Almanya'nın dış istihbarat teşkilatı BND’nin, Fransız hükümeti, Avrupa Birliği Komisyonu ve çeşitli Avrupalı holdingleri dinleme faaliyetinde yıllardır Amerikan Ulusal Güvenlik Ajansı NSA’ye yardım ettiği iddiaları Almanya gündeminde. Bu iddialara rağmen Başbakan Merkel: BND ve NSA'in işbirliğinin süreceğini vurguladı.
Handelsblatt gazetesi konuya ilişkin olarak şu görüşlere yer veriyor:
“Sükut altındır. Fransız hükümetinin şu sıralar bu özdeyişi uyguladığı görülüyor. BND'nin Paris'teki casusluk faaliyetleri ve üst düzey politikacıları dinlemesi konusunda Amerikan Ulusal Güvenlik Ajansı NSA’ye yardım ettiği söyleniyor. Ne var ki Fransa’dan öfke haykırışları gelmiyor, Fransa sadece kibar bir biçimde susuyor. Fransa hükümeti resmî bir tepkide bulunmuyor. Fransız medyası da konuyu sadece kıyıda köşede ele alıyor. Sükut altındır; ulusal güvenlik özel yaşamdan daha önemlidir. Bu konudaki bir yasa tasarısının Fransa Ulusal Meclisi’nde oylanması bekleniyor. Şimdiye kadar casusluk önlemleri özellikle terörizm şüphesi altındaki kişileri kapsamına alıyordu. Buradaki sınırlamanın şimdilerde genişletilmesi isteniyor. Bilgisayarların, konutların ve telefonların dinlenmesi için bundan böyle yargıçların kararına gerek kalmaması hedefleniyor. Bu durumda Fransa eğer daha fazla casusluk faaliyetinde bulunacaksa, o zaman tabii bu konuda Almanya’yı işaret etmesi pek mümkün olmayacak.”
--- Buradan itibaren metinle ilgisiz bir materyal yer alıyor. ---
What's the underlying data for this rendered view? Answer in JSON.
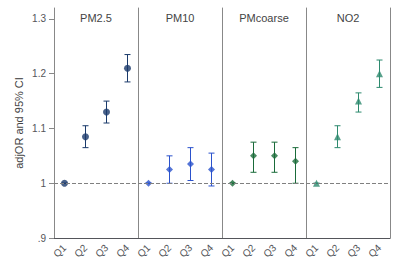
{
  "chart_data": [
    {
      "type": "scatter",
      "title": "PM2.5",
      "ylabel": "adjOR and 95% CI",
      "categories": [
        "Q1",
        "Q2",
        "Q3",
        "Q4"
      ],
      "values": [
        1.0,
        1.085,
        1.13,
        1.21
      ],
      "ci_low": [
        1.0,
        1.065,
        1.11,
        1.185
      ],
      "ci_high": [
        1.0,
        1.105,
        1.15,
        1.235
      ],
      "color": "#1a3a6b",
      "marker": "circle",
      "ylim": [
        0.9,
        1.32
      ],
      "yticks": [
        {
          "value": 0.9,
          "label": ".9"
        },
        1,
        1.1,
        1.2,
        1.3
      ],
      "grid": false,
      "hline": 1.0
    },
    {
      "type": "scatter",
      "title": "PM10",
      "categories": [
        "Q1",
        "Q2",
        "Q3",
        "Q4"
      ],
      "values": [
        1.0,
        1.025,
        1.035,
        1.025
      ],
      "ci_low": [
        1.0,
        1.0,
        1.005,
        0.995
      ],
      "ci_high": [
        1.0,
        1.05,
        1.065,
        1.055
      ],
      "color": "#2b52cc",
      "marker": "diamond",
      "ylim": [
        0.9,
        1.32
      ],
      "tick_labels": "x",
      "grid": false,
      "hline": 1.0
    },
    {
      "type": "scatter",
      "title": "PMcoarse",
      "categories": [
        "Q1",
        "Q2",
        "Q3",
        "Q4"
      ],
      "values": [
        1.0,
        1.05,
        1.05,
        1.04
      ],
      "ci_low": [
        1.0,
        1.02,
        1.02,
        1.0
      ],
      "ci_high": [
        1.0,
        1.075,
        1.075,
        1.065
      ],
      "color": "#1a6b3a",
      "marker": "diamond",
      "ylim": [
        0.9,
        1.32
      ],
      "tick_labels": "x",
      "grid": false,
      "hline": 1.0
    },
    {
      "type": "scatter",
      "title": "NO2",
      "categories": [
        "Q1",
        "Q2",
        "Q3",
        "Q4"
      ],
      "values": [
        1.0,
        1.085,
        1.15,
        1.2
      ],
      "ci_low": [
        1.0,
        1.065,
        1.13,
        1.175
      ],
      "ci_high": [
        1.0,
        1.105,
        1.165,
        1.225
      ],
      "color": "#2d8a6e",
      "marker": "triangle",
      "ylim": [
        0.9,
        1.32
      ],
      "tick_labels": "x",
      "grid": false,
      "hline": 1.0
    }
  ]
}
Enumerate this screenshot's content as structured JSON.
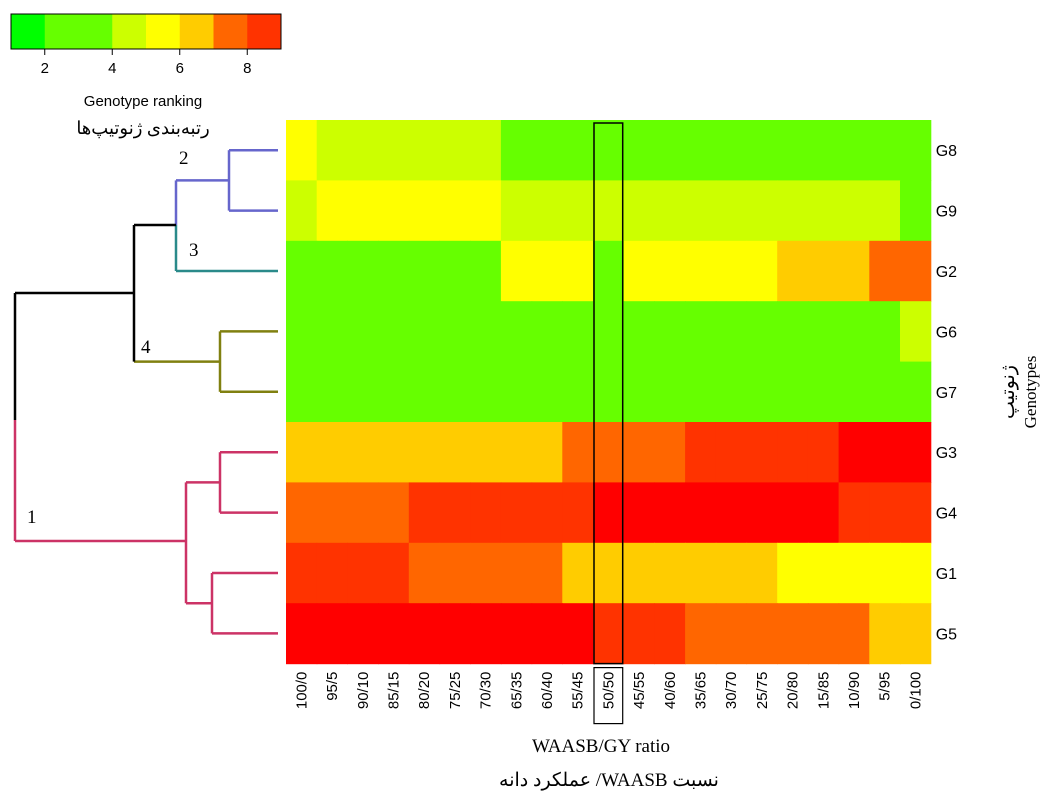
{
  "chart_data": {
    "type": "heatmap",
    "x": [
      "100/0",
      "95/5",
      "90/10",
      "85/15",
      "80/20",
      "75/25",
      "70/30",
      "65/35",
      "60/40",
      "55/45",
      "50/50",
      "45/55",
      "40/60",
      "35/65",
      "30/70",
      "25/75",
      "20/80",
      "15/85",
      "10/90",
      "5/95",
      "0/100"
    ],
    "y": [
      "G8",
      "G9",
      "G2",
      "G6",
      "G7",
      "G3",
      "G4",
      "G1",
      "G5"
    ],
    "values": [
      [
        5,
        4,
        4,
        4,
        4,
        4,
        4,
        2,
        2,
        2,
        2,
        2,
        2,
        2,
        2,
        2,
        2,
        2,
        2,
        2,
        2
      ],
      [
        4,
        5,
        5,
        5,
        5,
        5,
        5,
        4,
        4,
        4,
        4,
        4,
        4,
        4,
        4,
        4,
        4,
        4,
        4,
        4,
        2
      ],
      [
        3,
        3,
        3,
        3,
        3,
        3,
        3,
        5,
        5,
        5,
        3,
        5,
        5,
        5,
        5,
        5,
        6,
        6,
        6,
        7,
        7
      ],
      [
        3,
        3,
        3,
        3,
        3,
        3,
        3,
        3,
        3,
        3,
        3,
        3,
        3,
        3,
        3,
        3,
        3,
        3,
        3,
        3,
        4
      ],
      [
        2,
        2,
        2,
        2,
        2,
        2,
        2,
        2,
        2,
        2,
        2,
        2,
        2,
        2,
        2,
        2,
        2,
        2,
        2,
        2,
        2
      ],
      [
        6,
        6,
        6,
        6,
        6,
        6,
        6,
        6,
        6,
        7,
        7,
        7,
        7,
        8,
        8,
        8,
        8,
        8,
        9,
        9,
        9
      ],
      [
        7,
        7,
        7,
        7,
        8,
        8,
        8,
        8,
        8,
        8,
        9,
        9,
        9,
        9,
        9,
        9,
        9,
        9,
        8,
        8,
        8
      ],
      [
        8,
        8,
        8,
        8,
        7,
        7,
        7,
        7,
        7,
        6,
        6,
        6,
        6,
        6,
        6,
        6,
        5,
        5,
        5,
        5,
        5
      ],
      [
        9,
        9,
        9,
        9,
        9,
        9,
        9,
        9,
        9,
        9,
        8,
        8,
        8,
        7,
        7,
        7,
        7,
        7,
        7,
        6,
        6
      ]
    ],
    "highlight_column": "50/50",
    "xlabel": "WAASB/GY ratio",
    "xlabel_fa": "نسبت WAASB/ عملکرد دانه",
    "ylabel": "Genotypes",
    "ylabel_fa": "ژنوتیپ",
    "colorbar": {
      "title": "Genotype ranking",
      "title_fa": "رتبه‌بندی ژنوتیپ‌ها",
      "ticks": [
        "2",
        "4",
        "6",
        "8"
      ],
      "range": [
        1,
        9
      ],
      "colors": [
        "#00ff00",
        "#66ff00",
        "#66ff00",
        "#ccff00",
        "#ffff00",
        "#ffcc00",
        "#ff6600",
        "#ff3300",
        "#ff0000"
      ]
    },
    "dendrogram": {
      "cluster_labels": [
        "1",
        "2",
        "3",
        "4"
      ],
      "colors": {
        "black": "#000000",
        "blue": "#6666cc",
        "teal": "#2a8a8a",
        "olive": "#808010",
        "pink": "#cc3366"
      }
    }
  }
}
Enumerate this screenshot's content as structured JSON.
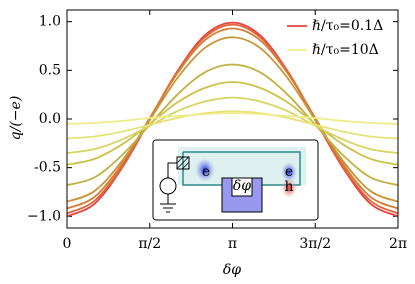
{
  "chart_data": {
    "type": "line",
    "xlabel": "δφ",
    "ylabel": "q/(−e)",
    "x": [
      0,
      0.5236,
      1.0472,
      1.5708,
      2.0944,
      2.618,
      3.1416,
      3.6652,
      4.1888,
      4.7124,
      5.236,
      5.7596,
      6.2832
    ],
    "series": [
      {
        "name": "ℏ/τ₀=0.1Δ",
        "color": "#e8423a",
        "values": [
          -1.0,
          -0.87,
          -0.5,
          -0.01,
          0.49,
          0.86,
          0.99,
          0.86,
          0.49,
          -0.01,
          -0.5,
          -0.87,
          -1.0
        ]
      },
      {
        "color": "#e2623c",
        "values": [
          -0.97,
          -0.84,
          -0.49,
          0.0,
          0.49,
          0.84,
          0.97,
          0.84,
          0.49,
          0.0,
          -0.49,
          -0.84,
          -0.97
        ]
      },
      {
        "color": "#d67c34",
        "values": [
          -0.92,
          -0.8,
          -0.46,
          0.01,
          0.47,
          0.81,
          0.93,
          0.81,
          0.47,
          0.01,
          -0.46,
          -0.8,
          -0.92
        ]
      },
      {
        "color": "#c99434",
        "values": [
          -0.85,
          -0.74,
          -0.43,
          -0.01,
          0.42,
          0.73,
          0.84,
          0.73,
          0.42,
          -0.01,
          -0.43,
          -0.74,
          -0.85
        ]
      },
      {
        "color": "#c2b040",
        "values": [
          -0.68,
          -0.6,
          -0.37,
          -0.06,
          0.25,
          0.48,
          0.56,
          0.48,
          0.25,
          -0.06,
          -0.37,
          -0.6,
          -0.68
        ]
      },
      {
        "color": "#cbc24c",
        "values": [
          -0.47,
          -0.41,
          -0.26,
          -0.05,
          0.17,
          0.32,
          0.38,
          0.32,
          0.17,
          -0.05,
          -0.26,
          -0.41,
          -0.47
        ]
      },
      {
        "color": "#d8d462",
        "values": [
          -0.35,
          -0.31,
          -0.21,
          -0.07,
          0.08,
          0.18,
          0.22,
          0.18,
          0.08,
          -0.07,
          -0.21,
          -0.31,
          -0.35
        ]
      },
      {
        "color": "#e6e27a",
        "values": [
          -0.2,
          -0.18,
          -0.13,
          -0.06,
          0.01,
          0.06,
          0.08,
          0.06,
          0.01,
          -0.06,
          -0.13,
          -0.18,
          -0.2
        ]
      },
      {
        "name": "ℏ/τ₀=10Δ",
        "color": "#f0ec8c",
        "values": [
          -0.05,
          -0.04,
          -0.02,
          0.01,
          0.03,
          0.05,
          0.06,
          0.05,
          0.03,
          0.01,
          -0.02,
          -0.04,
          -0.05
        ]
      }
    ],
    "xlim": [
      0,
      6.2832
    ],
    "ylim": [
      -1.12,
      1.12
    ],
    "xticks": [
      {
        "value": 0,
        "label": "0"
      },
      {
        "value": 1.5708,
        "label": "π/2"
      },
      {
        "value": 3.1416,
        "label": "π"
      },
      {
        "value": 4.7124,
        "label": "3π/2"
      },
      {
        "value": 6.2832,
        "label": "2π"
      }
    ],
    "yticks": [
      {
        "value": -1,
        "label": "−1.0"
      },
      -0.5,
      {
        "value": 0,
        "label": "0.0"
      },
      0.5,
      {
        "value": 1,
        "label": "1.0"
      }
    ],
    "legend": "upper right",
    "inset_labels": [
      "e",
      "δφ",
      "e",
      "h"
    ]
  }
}
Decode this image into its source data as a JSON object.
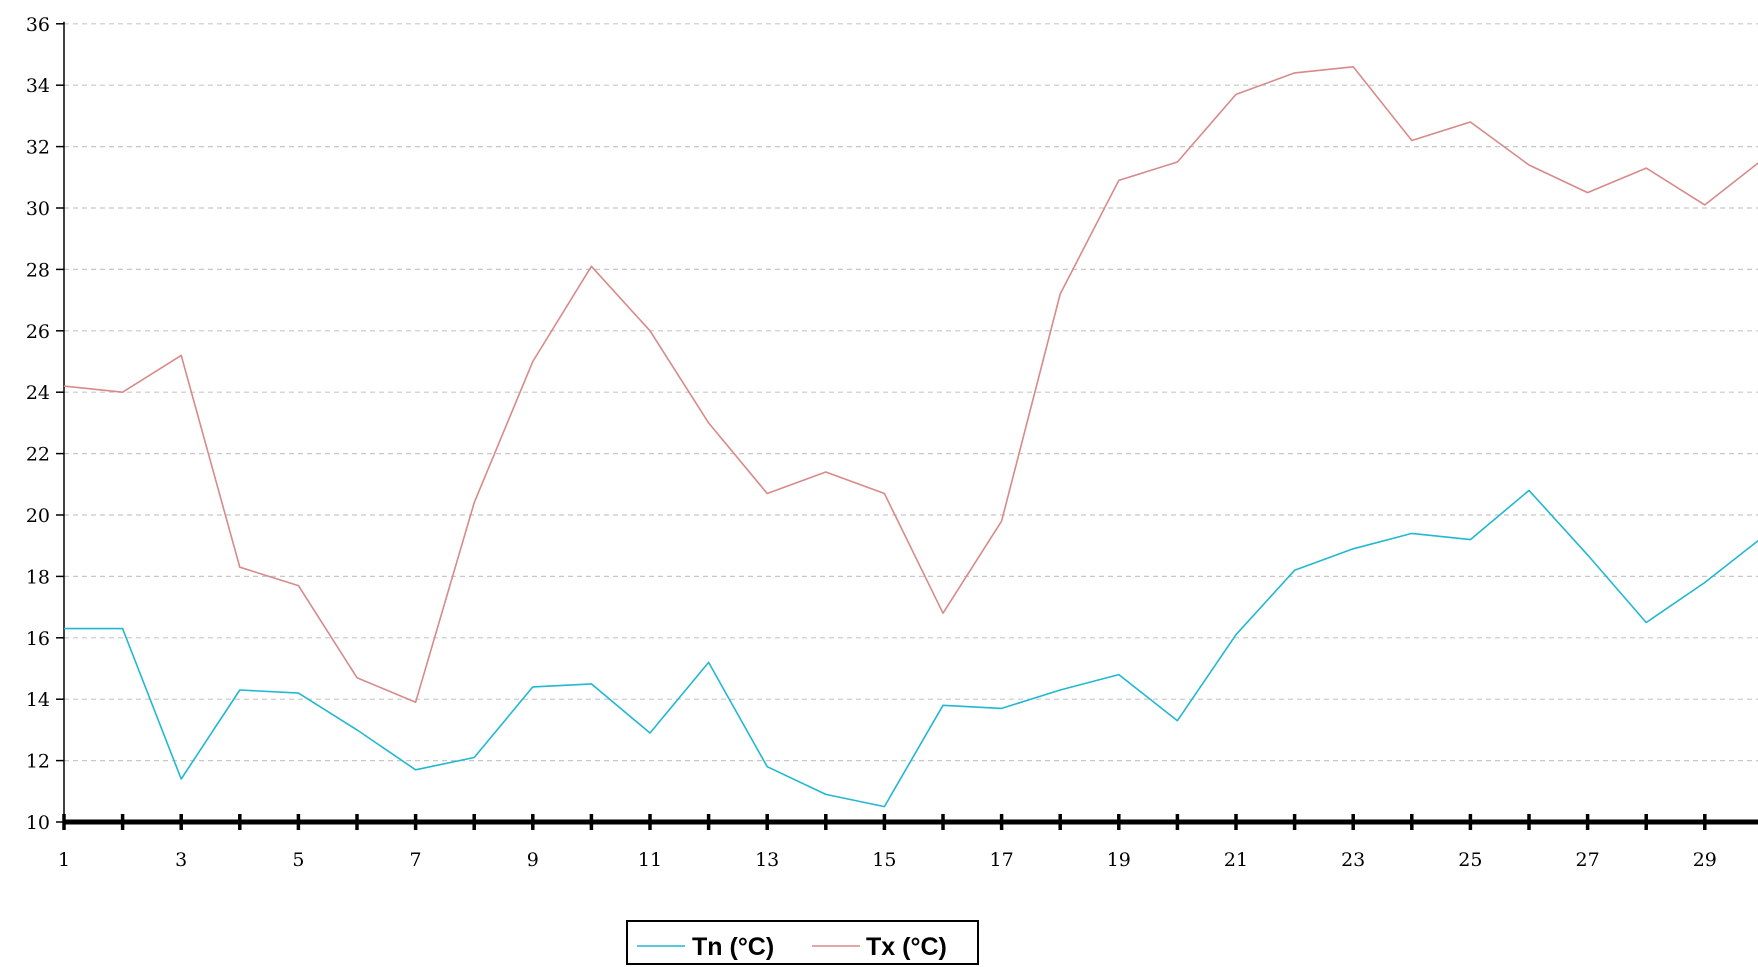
{
  "chart_data": {
    "type": "line",
    "x": [
      1,
      2,
      3,
      4,
      5,
      6,
      7,
      8,
      9,
      10,
      11,
      12,
      13,
      14,
      15,
      16,
      17,
      18,
      19,
      20,
      21,
      22,
      23,
      24,
      25,
      26,
      27,
      28,
      29,
      30
    ],
    "x_tick_labels": [
      "1",
      "3",
      "5",
      "7",
      "9",
      "11",
      "13",
      "15",
      "17",
      "19",
      "21",
      "23",
      "25",
      "27",
      "29"
    ],
    "y_tick_labels": [
      "10",
      "12",
      "14",
      "16",
      "18",
      "20",
      "22",
      "24",
      "26",
      "28",
      "30",
      "32",
      "34",
      "36"
    ],
    "ylim": [
      10,
      36
    ],
    "xlim": [
      1,
      30
    ],
    "grid": "horizontal dashed",
    "legend_position": "bottom-center",
    "series": [
      {
        "name": "Tn (°C)",
        "color": "#22b8d0",
        "values": [
          16.3,
          16.3,
          11.4,
          14.3,
          14.2,
          13.0,
          11.7,
          12.1,
          14.4,
          14.5,
          12.9,
          15.2,
          11.8,
          10.9,
          10.5,
          13.8,
          13.7,
          14.3,
          14.8,
          13.3,
          16.1,
          18.2,
          18.9,
          19.4,
          19.2,
          20.8,
          18.7,
          16.5,
          17.8,
          19.3
        ]
      },
      {
        "name": "Tx (°C)",
        "color": "#d88a8a",
        "values": [
          24.2,
          24.0,
          25.2,
          18.3,
          17.7,
          14.7,
          13.9,
          20.4,
          25.0,
          28.1,
          26.0,
          23.0,
          20.7,
          21.4,
          20.7,
          16.8,
          19.8,
          27.2,
          30.9,
          31.5,
          33.7,
          34.4,
          34.6,
          32.2,
          32.8,
          31.4,
          30.5,
          31.3,
          30.1,
          31.6
        ]
      }
    ]
  }
}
Frankfurter Allgemeine Zeitung'un aynı konudaki yorumuna bakıyoruz:
“İçişleri Bakanı Thomas de Maiziere ve BND Başkanı Gerhard Schindler çarşamba günü Alman istihbarat birimlerinin denetlenmesinden sorumlu meclis denetleme komisyonuna açıklamalarda bulunduklarında, BND skandalının üzerinden neredeyse iki hafta geçmiş olacak. Bu süre içinde konuyla yakından ilgili olanların bile ayrıntıları hatırlamaları kolay olmayacak. Eğer ‘ekonomi casusluğu’ faaliyetinin gerçekten yapıldığı ortaya çıkacak olursa, o zaman Başbakan Merkel’ın başı ağrıyacaktır. Olayın kurbanı, ya komisyona açıklamada bulunacak adını verdiğimiz iki yetkiliden biri, ya da her ikisi birden olacaktır. Skandal böylece çıktığı yere, yani parlamentoya dönüyor. Skandalın ortaya çıkmasına destek veren meclis denetleme komisyonu ile NSA Komisyonu'ydu. Eğer Amerika bu iler tutar yeri kalmayan mercilere bu konuda yardımcı olacaksa, o zaman elindeki malzemeyi doğrudan Edward Snowden'a da gönderebilirdi.”
Stuttgarter Zeitung'un yorumunda ise bu skandal çerçevesinde kavgaya tutuşmak üzere olan Alman hükümetinin koalisyon ortaklarına değiniliyor:
“Hristiyan Birlik partileri açısından Sosyal Demokrat Parti lideri Sigmar Gabriel'in başbakan yerine konuşması hiç hoş kaçmadı. Ancak asıl sorunlu olan nokta, Gabriel'in Merkel için söyledikleriydi. Gabriel, BND'nin ekonomi casusluğu konusunda Amerikan istihbarat servisi NSA'ye yardımda bulunduğuna ilişkin bir işarete rastlanmadığını Angela Merkel'ın iki kez kendisine söylemiş olduğunu açıkladı. Böylece sosyal demokratların lideri Gabriel Merkel'ı bu sözlerinde bağlamış oldu. Yani, Merkel'ın kamuoyu önünde somut olarak söylemediği şeyleri somutlaştırdı. Böylece Merkel'ın olası kaçış yollarını kapatmış ve başbakanlıktaki inanılmayacak bu gelişmeden Merkel'ın sorumlu tutulmasının yolunu açmış oldu.”